Today, HBM modules must be co-packaged with GPUs because the GPU-memory electrical interconnect is limited to just a few millimetres in length. Subsequent HBM generations will require IC shoreline densities in the range of 10 Tbps/mm or more. According to Avicena, conventional optical interconnects based on VCSELs or silicon photonics (SiPh) promise to extend the interconnect reach but struggle to meet requirements in terms of size, bandwidth density, power, latency, operating temperature, and cost. By contrast, the company says its microLED-based LightBundle interconnects provide higher bandwidth density, much smaller size, much lower power and latency, and very low costs.

"At Avicena we are excited to showcase the world’s most compact 1 Tbps transceiver in the shape of a 3 mm x 4 mm CMOS ASIC using our patented microLED optical interface," says Bardia Pezeshki, founder and CEO of Avicena. "Everyone is talking about SiPh solutions for applications in AI clusters. However, for short reach interconnects with less than 10 m reach, we believe that our LED based solution is inherently better suited because the compact size, higher bandwidth density, lower power and latency, and temperature tolerance up to 150 °C."

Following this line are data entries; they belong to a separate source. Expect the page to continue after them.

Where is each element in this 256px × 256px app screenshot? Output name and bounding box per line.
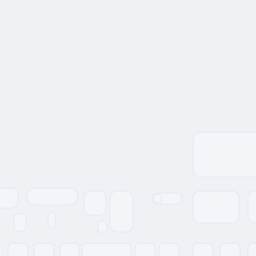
button[interactable]: Badge [98,221,107,232]
button[interactable]: Key 7 [193,243,213,256]
button[interactable]: Small control [14,214,26,231]
button[interactable]: Stepper [48,212,55,228]
button[interactable]: Key 8 [220,243,240,256]
button[interactable]: Key 2 [8,243,28,256]
button[interactable]: Key 4 [60,243,79,256]
button[interactable]: Key 6 [159,243,179,256]
button[interactable]: Key 5 [135,243,155,256]
button[interactable]: Key 9 [248,243,256,256]
button[interactable]: Secondary action [248,191,256,223]
button[interactable]: Option [84,191,106,215]
button[interactable]: Toggle [152,193,182,204]
button[interactable]: Key 3 [34,243,54,256]
button[interactable]: Key 1 [0,243,2,256]
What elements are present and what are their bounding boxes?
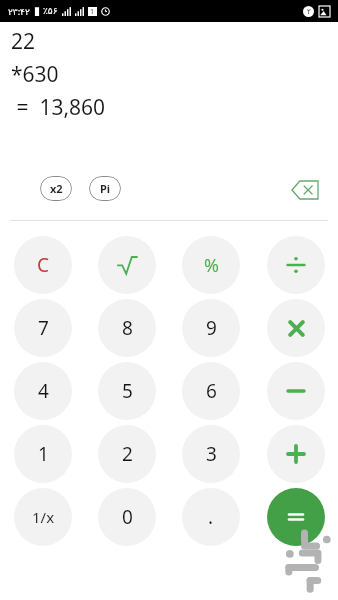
- staticText: 1/x: [32, 507, 55, 527]
- staticText: = 13,860: [11, 93, 106, 122]
- staticText: C: [37, 252, 50, 278]
- button[interactable]: C: [14, 236, 72, 294]
- staticText: x2: [50, 181, 63, 196]
- button[interactable]: .: [182, 488, 240, 546]
- staticText: ۲: [307, 8, 311, 16]
- staticText: 1: [38, 441, 49, 467]
- button[interactable]: Multiply: [267, 299, 325, 357]
- button[interactable]: Pi: [89, 176, 121, 201]
- staticText: ۲۳:۴۲: [8, 5, 30, 17]
- staticText: 4: [38, 378, 49, 404]
- button[interactable]: 7: [14, 299, 72, 357]
- staticText: %: [204, 253, 219, 278]
- button[interactable]: 0: [98, 488, 156, 546]
- button[interactable]: 1: [14, 425, 72, 483]
- button[interactable]: x2: [40, 176, 72, 201]
- staticText: 8: [122, 315, 133, 341]
- button[interactable]: 8: [98, 299, 156, 357]
- button[interactable]: %: [182, 236, 240, 294]
- staticText: 2: [122, 441, 133, 467]
- button[interactable]: Minus: [267, 362, 325, 420]
- staticText: 22: [11, 27, 36, 56]
- staticText: 1: [90, 7, 95, 16]
- staticText: Pi: [100, 181, 111, 196]
- button[interactable]: 5: [98, 362, 156, 420]
- staticText: .: [208, 504, 214, 530]
- button[interactable]: Backspace: [288, 176, 322, 204]
- button[interactable]: 2: [98, 425, 156, 483]
- staticText: *630: [11, 60, 59, 89]
- staticText: 7: [38, 315, 49, 341]
- button[interactable]: 4: [14, 362, 72, 420]
- button[interactable]: 9: [182, 299, 240, 357]
- button[interactable]: Plus: [267, 425, 325, 483]
- staticText: 3: [206, 441, 217, 467]
- button[interactable]: Divide: [267, 236, 325, 294]
- button[interactable]: Equals: [267, 488, 325, 546]
- staticText: ٪۵۶: [43, 6, 58, 16]
- staticText: 9: [206, 315, 217, 341]
- button[interactable]: 6: [182, 362, 240, 420]
- staticText: 5: [122, 378, 133, 404]
- button[interactable]: 1/x: [14, 488, 72, 546]
- button[interactable]: 3: [182, 425, 240, 483]
- staticText: 6: [206, 378, 217, 404]
- staticText: 0: [122, 504, 133, 530]
- button[interactable]: Square root: [98, 236, 156, 294]
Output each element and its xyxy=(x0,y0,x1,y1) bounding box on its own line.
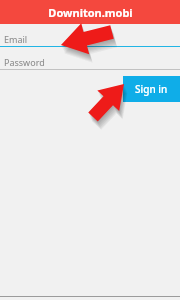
staticText: Downiton.mobi xyxy=(48,5,133,20)
staticText: Password xyxy=(4,56,45,68)
button[interactable]: Password xyxy=(0,55,180,69)
staticText: Sign in xyxy=(135,82,168,96)
button[interactable]: Email xyxy=(0,32,180,46)
button[interactable]: Sign in xyxy=(123,76,180,102)
staticText: Email xyxy=(4,33,28,45)
button[interactable]: Downiton.mobi xyxy=(0,0,180,24)
other: Annotation arrows xyxy=(0,0,180,300)
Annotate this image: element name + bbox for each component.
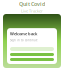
staticText: Welcome back	[10, 31, 37, 36]
staticText: Live Tracker	[21, 8, 43, 14]
staticText: Quit Covid	[19, 0, 45, 7]
staticText: Sign in to continue	[10, 38, 38, 42]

Marco Chisari, head of the Semiconductor Innovation Center of Samsung, one of Avicena’s key investors, added: "Optical interconnect technology has the potential to improve chip-to-chip and inter-rack performance. With a roadmap to multi-Tbps capacity and sub-pJ/bit power efficiency, Avicena’s innovative LightBundle interconnects can enable the next era of AI innovation, paving the way for even more capable models and a wide range of AI applications that will shape the future."